Quindi cosa ha fatto? Un album che è una raccolta di classici moderni e suona come il nuovo manifesto di una sottocultura inesorabilmente devota alla reinvenzione di se stessa. La “rivoluzione gentile” di cui parla Weller nel titolo di questo suo 13esimo album solista (ma contandoli tutti sono 25, quasi uno ogni due anni) è semplicemente il ritorno della qualità di scrittura ed esecuzione di tutti i generi musicali che hanno creato il nostro immaginario: rock, R&B, soul, funk, folk.
Tutto fatto in modo naturale, semplice, ma non inconsapevole, senza mai girarsi indietro a riguardare il proprio passato e con l’aggiunta (oltre allo spettacolare duo batteria-tastiera che lo accompagna da anni) di una serie di ospiti sparsi nell’album, come richiami invisibili a influenze che risalgono a decenni diversi, dalle voci soul Madeline Bell e PP Arnold a Boy George, che canta in One Tear fino a Robert Wyatt che suona la tromba in She Moves with the Fair.

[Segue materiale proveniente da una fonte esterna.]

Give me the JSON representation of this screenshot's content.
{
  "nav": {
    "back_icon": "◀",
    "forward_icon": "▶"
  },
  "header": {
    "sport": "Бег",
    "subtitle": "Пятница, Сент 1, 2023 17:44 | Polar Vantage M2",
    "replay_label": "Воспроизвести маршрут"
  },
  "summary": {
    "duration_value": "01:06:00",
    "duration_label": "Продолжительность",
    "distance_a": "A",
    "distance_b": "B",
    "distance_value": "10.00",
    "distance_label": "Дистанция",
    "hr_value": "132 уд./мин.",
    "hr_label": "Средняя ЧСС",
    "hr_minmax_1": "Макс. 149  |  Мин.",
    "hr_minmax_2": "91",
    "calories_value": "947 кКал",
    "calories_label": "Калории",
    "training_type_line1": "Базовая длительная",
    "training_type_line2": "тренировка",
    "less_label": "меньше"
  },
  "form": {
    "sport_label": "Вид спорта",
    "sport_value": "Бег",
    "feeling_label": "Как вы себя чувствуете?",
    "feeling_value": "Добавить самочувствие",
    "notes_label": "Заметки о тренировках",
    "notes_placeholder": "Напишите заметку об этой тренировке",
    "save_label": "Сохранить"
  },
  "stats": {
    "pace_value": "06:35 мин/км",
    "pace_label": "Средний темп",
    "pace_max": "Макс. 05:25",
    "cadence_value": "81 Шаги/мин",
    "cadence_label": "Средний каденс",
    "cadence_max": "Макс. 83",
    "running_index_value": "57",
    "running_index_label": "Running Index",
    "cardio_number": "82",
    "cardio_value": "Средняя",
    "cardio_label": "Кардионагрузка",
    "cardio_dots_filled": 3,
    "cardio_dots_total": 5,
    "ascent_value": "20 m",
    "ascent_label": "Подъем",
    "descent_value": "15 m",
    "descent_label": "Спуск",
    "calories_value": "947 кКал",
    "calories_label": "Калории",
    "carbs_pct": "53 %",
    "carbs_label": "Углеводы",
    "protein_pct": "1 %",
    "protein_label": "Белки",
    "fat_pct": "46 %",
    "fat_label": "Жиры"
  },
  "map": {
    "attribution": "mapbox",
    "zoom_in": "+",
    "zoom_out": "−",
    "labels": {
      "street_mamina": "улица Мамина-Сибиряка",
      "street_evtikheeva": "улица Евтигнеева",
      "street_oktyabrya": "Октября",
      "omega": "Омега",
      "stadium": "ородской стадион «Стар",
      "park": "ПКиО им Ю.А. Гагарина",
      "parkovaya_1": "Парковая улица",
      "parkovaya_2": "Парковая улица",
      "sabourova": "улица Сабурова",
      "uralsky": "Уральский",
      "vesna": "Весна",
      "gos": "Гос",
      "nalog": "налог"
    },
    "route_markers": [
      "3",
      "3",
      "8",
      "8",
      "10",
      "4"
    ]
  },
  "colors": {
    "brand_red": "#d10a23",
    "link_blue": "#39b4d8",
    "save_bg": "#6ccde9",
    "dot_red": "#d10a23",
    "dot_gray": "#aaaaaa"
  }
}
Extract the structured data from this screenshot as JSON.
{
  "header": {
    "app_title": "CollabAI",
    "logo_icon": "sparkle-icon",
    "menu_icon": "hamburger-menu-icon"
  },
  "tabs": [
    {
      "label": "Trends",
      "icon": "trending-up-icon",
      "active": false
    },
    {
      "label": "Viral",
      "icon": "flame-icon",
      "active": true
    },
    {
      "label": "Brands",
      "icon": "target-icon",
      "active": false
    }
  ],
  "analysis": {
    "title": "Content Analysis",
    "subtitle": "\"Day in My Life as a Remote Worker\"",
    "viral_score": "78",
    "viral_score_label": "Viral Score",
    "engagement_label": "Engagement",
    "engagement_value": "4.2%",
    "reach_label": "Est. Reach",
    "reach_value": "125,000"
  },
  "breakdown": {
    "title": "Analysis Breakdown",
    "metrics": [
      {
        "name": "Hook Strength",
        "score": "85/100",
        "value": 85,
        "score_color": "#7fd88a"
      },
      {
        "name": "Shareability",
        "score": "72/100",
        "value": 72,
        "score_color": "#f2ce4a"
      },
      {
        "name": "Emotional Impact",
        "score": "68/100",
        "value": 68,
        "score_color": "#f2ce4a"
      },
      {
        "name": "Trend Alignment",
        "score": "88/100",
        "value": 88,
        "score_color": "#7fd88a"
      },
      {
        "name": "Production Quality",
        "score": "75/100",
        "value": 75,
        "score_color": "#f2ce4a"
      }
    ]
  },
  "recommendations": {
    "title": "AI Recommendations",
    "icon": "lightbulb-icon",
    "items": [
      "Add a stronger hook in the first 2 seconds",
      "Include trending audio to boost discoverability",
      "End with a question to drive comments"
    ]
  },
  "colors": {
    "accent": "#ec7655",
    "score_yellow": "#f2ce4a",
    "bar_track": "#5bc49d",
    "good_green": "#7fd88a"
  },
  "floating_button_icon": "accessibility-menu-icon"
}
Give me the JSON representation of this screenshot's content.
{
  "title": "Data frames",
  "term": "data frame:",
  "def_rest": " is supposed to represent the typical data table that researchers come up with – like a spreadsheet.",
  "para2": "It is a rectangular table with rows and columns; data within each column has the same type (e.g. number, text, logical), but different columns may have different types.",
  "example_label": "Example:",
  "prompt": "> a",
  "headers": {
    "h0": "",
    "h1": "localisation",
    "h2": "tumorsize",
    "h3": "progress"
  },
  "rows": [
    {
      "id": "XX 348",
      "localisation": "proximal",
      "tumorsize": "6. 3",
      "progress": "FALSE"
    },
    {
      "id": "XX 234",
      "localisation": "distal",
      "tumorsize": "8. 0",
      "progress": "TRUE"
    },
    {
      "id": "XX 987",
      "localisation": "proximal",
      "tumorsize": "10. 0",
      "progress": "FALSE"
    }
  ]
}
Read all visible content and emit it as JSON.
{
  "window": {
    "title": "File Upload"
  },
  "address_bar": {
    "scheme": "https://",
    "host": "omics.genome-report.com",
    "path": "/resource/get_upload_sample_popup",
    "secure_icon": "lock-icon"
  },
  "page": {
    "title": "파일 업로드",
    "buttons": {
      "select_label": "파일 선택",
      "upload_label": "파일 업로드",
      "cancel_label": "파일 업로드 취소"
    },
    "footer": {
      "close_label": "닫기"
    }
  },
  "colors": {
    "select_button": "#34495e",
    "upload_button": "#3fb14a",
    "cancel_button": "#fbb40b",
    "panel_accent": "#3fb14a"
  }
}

E poi c’è lui, con le sue ballad struggenti (Long Long Road), la chitarra blues di Satellite Kid, il funky di New York, quell’atteggiamento che non ammette repliche e il suo essere un punto di incontro immaginario tra David Bowie, Eric Clapton e Noel Gallagher.
La classe di Paul Weller è un regalo alla musica di oggi e il suo modo di rendere attuale il pensiero Mod è la migliore idea di futuro che si possa immaginare per il rock.